All the anger and frustration from that fight poured out of me like lava from a volcano and I saw red. I sat on top of the girl and hit her as hard as I could, right on the face, over and over. A teacher approached and pulled me off. I was given the sternest talking to by the teacher and of course, I had no defence. I was rightly threatened with suspension, but luckily wasn’t suspended in the end.
About 20 years ago, I saw the first bully again in London, to my shock she saw me and said “What you lookin’ at?” just as her friend had done all those years ago! Then, 10 years later I saw the same bully again. She was in front of me at the post office, she was with her son and she noticed me. My eyes burned into the back of her head as she cashed her check from the government. I telepathically sent her a message “You don’t know what you did to me!

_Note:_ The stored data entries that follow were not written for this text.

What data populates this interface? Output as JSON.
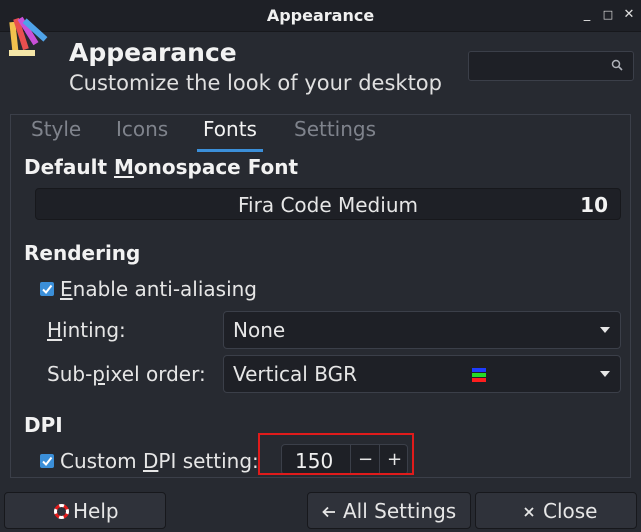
{
  "window": {
    "title": "Appearance",
    "buttons": {
      "minimize": "_",
      "maximize": "□",
      "close": "✕"
    }
  },
  "header": {
    "title": "Appearance",
    "subtitle": "Customize the look of your desktop",
    "search_placeholder": ""
  },
  "tabs": [
    {
      "label": "Style",
      "active": false
    },
    {
      "label": "Icons",
      "active": false
    },
    {
      "label": "Fonts",
      "active": true
    },
    {
      "label": "Settings",
      "active": false
    }
  ],
  "fonts": {
    "monospace_title_prefix": "Default ",
    "monospace_title_mnemonic": "M",
    "monospace_title_rest": "onospace Font",
    "monospace_font_name": "Fira Code Medium",
    "monospace_font_size": "10"
  },
  "rendering": {
    "title": "Rendering",
    "antialias_mnemonic": "E",
    "antialias_rest": "nable anti-aliasing",
    "antialias_checked": true,
    "hinting_mnemonic": "H",
    "hinting_rest": "inting:",
    "hinting_value": "None",
    "subpixel_pre": "Sub-",
    "subpixel_mnemonic": "p",
    "subpixel_rest": "ixel order:",
    "subpixel_value": "Vertical BGR",
    "subpixel_colors": [
      "#1e3cff",
      "#26d926",
      "#ff1e1e"
    ]
  },
  "dpi": {
    "title": "DPI",
    "custom_pre": "Custom ",
    "custom_mnemonic": "D",
    "custom_rest": "PI setting:",
    "custom_checked": true,
    "value": "150",
    "minus": "−",
    "plus": "+"
  },
  "footer": {
    "help_label": "Help",
    "all_settings_label": "All Settings",
    "close_label": "Close"
  },
  "colors": {
    "accent": "#3b8fd9",
    "highlight": "#e01b1b"
  }
}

Why did you attack me?!”
In the adult world John Lennon was shot, Lady Diana married Prince Charles and Margaret Thatcher was the first female prime minister of the UK. But, in my world I was consumed with school projects and friends, I just observed boys and was still afraid of them in any romantic capacity.
One day I badly twisted my ankle at school and was on crutches for a few weeks. While hobbling around at school several of my friends who were male had made a bet that if they offered to walk me home, and be generally helpful and attentive then surely one of them in turn would not receive my default answer to being invited out after school “Sorry I’m not allowed.” Unfortunately for all of them, my stance didn’t waiver.
I avoided the computers like the plague
In the last two years of Secondary school, I remember that a few rooms had computers suddenly pop up in them, but I avoided the computers like the plague. The day-to-day of my world was very much about being nervous of final exams and pouring in many hours of studying . My work was all lined up on my desk in an orderly fashion. I really began to love and be passionate about my studies. I was so immersed in school that I was blissfully unaware of what was going on in the wider world.
I completed my high school qualifications and ended up getting some really good grades. It was pretty remarkable for someone who started high school without speaking English. I then went on to complete O Levels at college, then my Bachelors at university in Education, then my Masters in Primary Education, and have since gone on to receive further diplomas.
My memories of my education in the UK in the 70s are immensely vivid. Retelling them has brought back to me warm memories and tough ones. The road to college was not smooth, but the good outweighed the bad. In becoming a primary school teacher in the UK myself, I felt that my journey of education in England had really come full circle. In some ways things had come a long way. In other ways, not much had changed since my time at school.